Easter is a religious celebration followed in many different ways depending on where in the world you look. In Iceland, many of Iceland’s religious followers belong to the Lutherian Church of Iceland and celebrate Easter as a national holiday.
During Maundy Thursday, Good Friday and Easter Sunday and Monday you can expect many establishments to be closed, this includes the alcohol stores and supermarkets however many restaurants do stay open but it is advisable to look online ahead of time to avoid being inconvenienced during your stay.

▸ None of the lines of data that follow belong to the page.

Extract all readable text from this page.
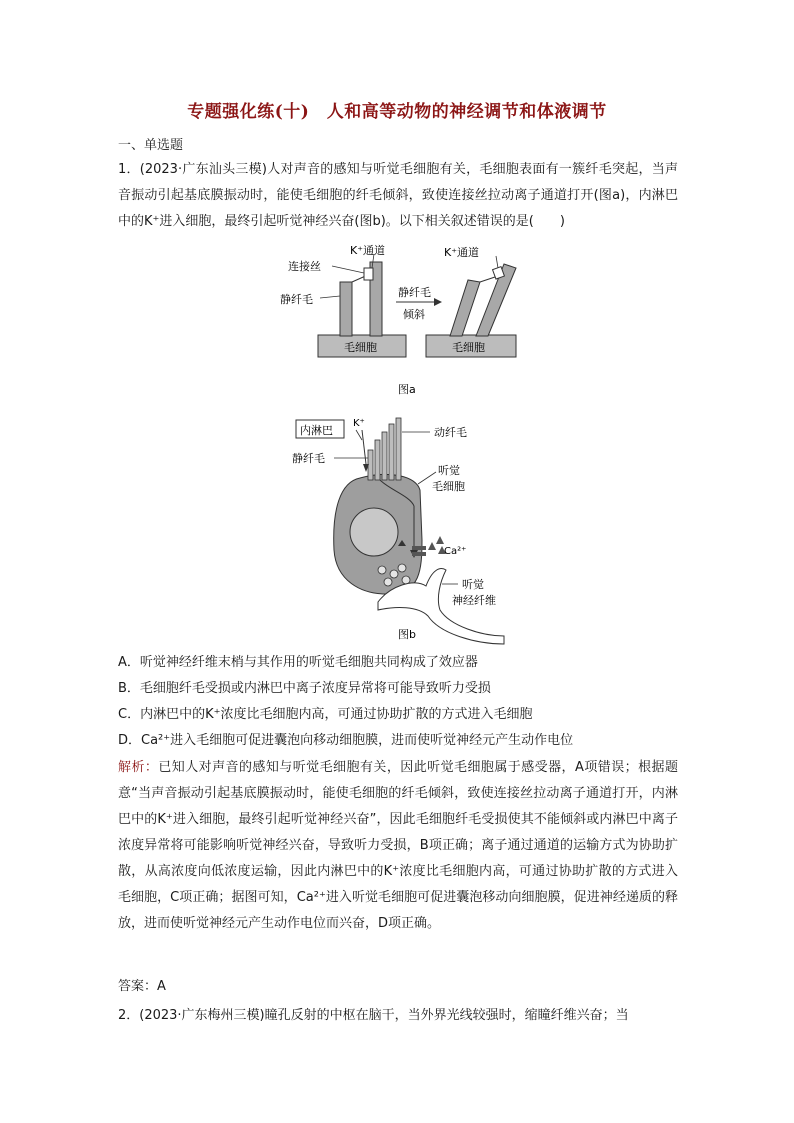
专题强化练(十)　人和高等动物的神经调节和体液调节
一、单选题
1．(2023·广东汕头三模)人对声音的感知与听觉毛细胞有关，毛细胞表面有一簇纤毛突起，当声音振动引起基底膜振动时，能使毛细胞的纤毛倾斜，致使连接丝拉动离子通道打开(图a)，内淋巴中的K⁺进入细胞，最终引起听觉神经兴奋(图b)。以下相关叙述错误的是(　　)
K⁺通道
连接丝
静纤毛
毛细胞
静纤毛
倾斜
K⁺通道
毛细胞
图a
内淋巴
K⁺
Ca²⁺
动纤毛
静纤毛
听觉
毛细胞
听觉
神经纤维
图b
A．听觉神经纤维末梢与其作用的听觉毛细胞共同构成了效应器
B．毛细胞纤毛受损或内淋巴中离子浓度异常将可能导致听力受损
C．内淋巴中的K⁺浓度比毛细胞内高，可通过协助扩散的方式进入毛细胞
D．Ca²⁺进入毛细胞可促进囊泡向移动细胞膜，进而使听觉神经元产生动作电位
解析：已知人对声音的感知与听觉毛细胞有关，因此听觉毛细胞属于感受器，A项错误；根据题意“当声音振动引起基底膜振动时，能使毛细胞的纤毛倾斜，致使连接丝拉动离子通道打开，内淋巴中的K⁺进入细胞，最终引起听觉神经兴奋”，因此毛细胞纤毛受损使其不能倾斜或内淋巴中离子浓度异常将可能影响听觉神经兴奋，导致听力受损，B项正确；离子通过通道的运输方式为协助扩散，从高浓度向低浓度运输，因此内淋巴中的K⁺浓度比毛细胞内高，可通过协助扩散的方式进入毛细胞，C项正确；据图可知，Ca²⁺进入听觉毛细胞可促进囊泡移动向细胞膜，促进神经递质的释放，进而使听觉神经元产生动作电位而兴奋，D项正确。
答案：A
2．(2023·广东梅州三模)瞳孔反射的中枢在脑干，当外界光线较强时，缩瞳纤维兴奋；当
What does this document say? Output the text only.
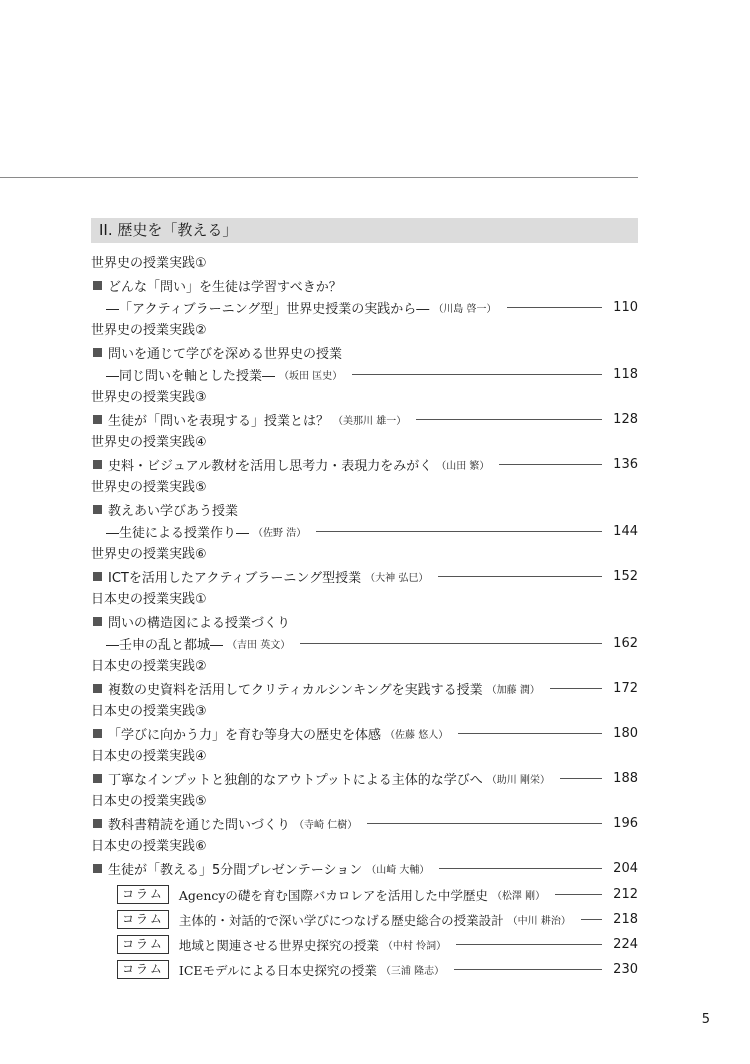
II. 歴史を「教える」
世界史の授業実践①
どんな「問い」を生徒は学習すべきか？
―「アクティブラーニング型」世界史授業の実践から― （川島 啓一）	110
世界史の授業実践②
問いを通じて学びを深める世界史の授業
―同じ問いを軸とした授業― （坂田 匡史）	118
世界史の授業実践③
生徒が「問いを表現する」授業とは？ （美那川 雄一）	128
世界史の授業実践④
史料・ビジュアル教材を活用し思考力・表現力をみがく （山田 繁）	136
世界史の授業実践⑤
教えあい学びあう授業
―生徒による授業作り― （佐野 浩）	144
世界史の授業実践⑥
ICTを活用したアクティブラーニング型授業 （大神 弘巳）	152
日本史の授業実践①
問いの構造図による授業づくり
―壬申の乱と都城― （吉田 英文）	162
日本史の授業実践②
複数の史資料を活用してクリティカルシンキングを実践する授業 （加藤 潤）	172
日本史の授業実践③
「学びに向かう力」を育む等身大の歴史を体感 （佐藤 悠人）	180
日本史の授業実践④
丁寧なインプットと独創的なアウトプットによる主体的な学びへ （助川 剛栄）	188
日本史の授業実践⑤
教科書精読を通じた問いづくり （寺崎 仁樹）	196
日本史の授業実践⑥
生徒が「教える」5分間プレゼンテーション （山崎 大輔）	204
コラム	Agencyの礎を育む国際バカロレアを活用した中学歴史 （松澤 剛）	212
コラム	主体的・対話的で深い学びにつなげる歴史総合の授業設計 （中川 耕治）	218
コラム	地域と関連させる世界史探究の授業 （中村 怜詞）	224
コラム	ICEモデルによる日本史探究の授業 （三浦 隆志）	230
5
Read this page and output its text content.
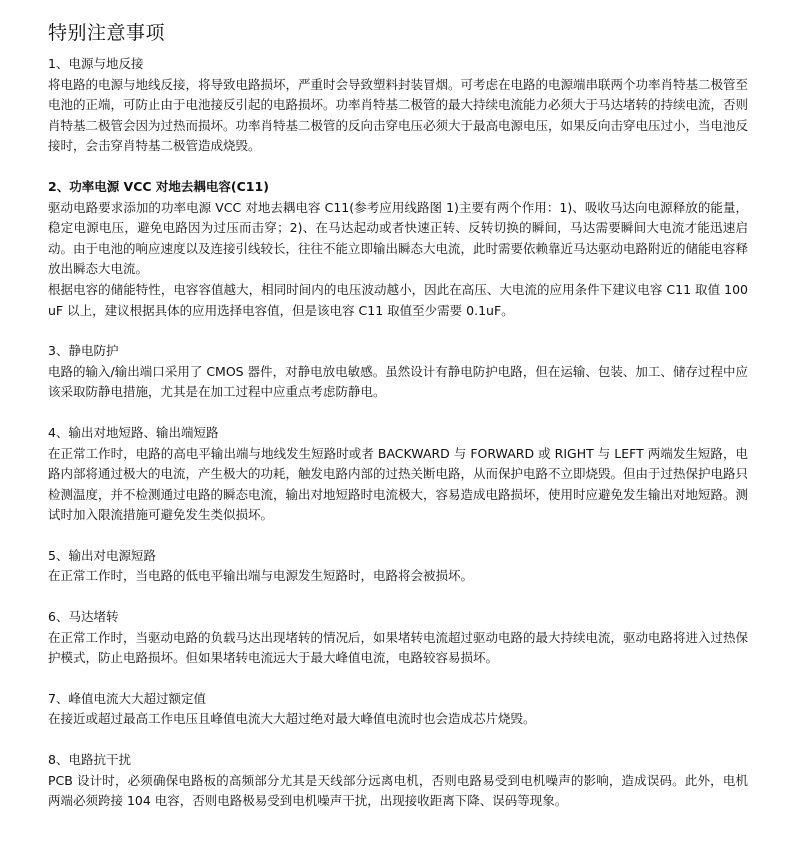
特别注意事项

1、电源与地反接

将电路的电源与地线反接，将导致电路损坏，严重时会导致塑料封装冒烟。可考虑在电路的电源端串联两个功率肖特基二极管至电池的正端，可防止由于电池接反引起的电路损坏。功率肖特基二极管的最大持续电流能力必须大于马达堵转的持续电流，否则肖特基二极管会因为过热而损坏。功率肖特基二极管的反向击穿电压必须大于最高电源电压，如果反向击穿电压过小，当电池反接时，会击穿肖特基二极管造成烧毁。

2、功率电源 VCC 对地去耦电容(C11)

驱动电路要求添加的功率电源 VCC 对地去耦电容 C11(参考应用线路图 1)主要有两个作用：1)、吸收马达向电源释放的能量，稳定电源电压，避免电路因为过压而击穿；2)、在马达起动或者快速正转、反转切换的瞬间，马达需要瞬间大电流才能迅速启动。由于电池的响应速度以及连接引线较长，往往不能立即输出瞬态大电流，此时需要依赖靠近马达驱动电路附近的储能电容释放出瞬态大电流。

根据电容的储能特性，电容容值越大，相同时间内的电压波动越小，因此在高压、大电流的应用条件下建议电容 C11 取值 100uF 以上，建议根据具体的应用选择电容值，但是该电容 C11 取值至少需要 0.1uF。

3、静电防护

电路的输入/输出端口采用了 CMOS 器件，对静电放电敏感。虽然设计有静电防护电路，但在运输、包装、加工、储存过程中应该采取防静电措施，尤其是在加工过程中应重点考虑防静电。

4、输出对地短路、输出端短路

在正常工作时，电路的高电平输出端与地线发生短路时或者 BACKWARD 与 FORWARD 或 RIGHT 与 LEFT 两端发生短路，电路内部将通过极大的电流，产生极大的功耗，触发电路内部的过热关断电路，从而保护电路不立即烧毁。但由于过热保护电路只检测温度，并不检测通过电路的瞬态电流，输出对地短路时电流极大，容易造成电路损坏，使用时应避免发生输出对地短路。测试时加入限流措施可避免发生类似损坏。

5、输出对电源短路

在正常工作时，当电路的低电平输出端与电源发生短路时，电路将会被损坏。

6、马达堵转

在正常工作时，当驱动电路的负载马达出现堵转的情况后，如果堵转电流超过驱动电路的最大持续电流，驱动电路将进入过热保护模式，防止电路损坏。但如果堵转电流远大于最大峰值电流，电路较容易损坏。

7、峰值电流大大超过额定值

在接近或超过最高工作电压且峰值电流大大超过绝对最大峰值电流时也会造成芯片烧毁。

8、电路抗干扰

PCB 设计时，必须确保电路板的高频部分尤其是天线部分远离电机，否则电路易受到电机噪声的影响，造成误码。此外，电机两端必须跨接 104 电容，否则电路极易受到电机噪声干扰，出现接收距离下降、误码等现象。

On Good Friday in particular all bars, clubs, pubs etc will be closed by law (although many often open at midnight/Saturday morning), atheist Icelanders often gather in protest by playing bingo – which is a strange activity to use as protest but derives from direct text on the particular law from 1926 stating “bingo, lotteries, dance concerts and other gatherings” are completely illegal during Easter and Christmas. Many events and concerts are still held on the Easter weekend so you may notice that this law isn’t exactly heavily enforced.
Like many places, Iceland enjoys Easter eggs in their traditions, the eggs are filled with Icelandic candy and often have a proverb (not dissimilar to fortune cookies). The eggs are sold in convenience stores but if you look around more you may find some hand-made Easter eggs with various extra treats and flavours. Children love the eggs and businesses around the country may host public Easter egg hunts to enjoy.
A traditional meal to be eaten at Easter on Easter Sunday is roast leg of lamb, which is often plentifully available in restaurants as a special celebration and definitely worth a taste. A twist from traditional roasts is that the potatoes are often glazed with sugar for a sweeter kick to your meal.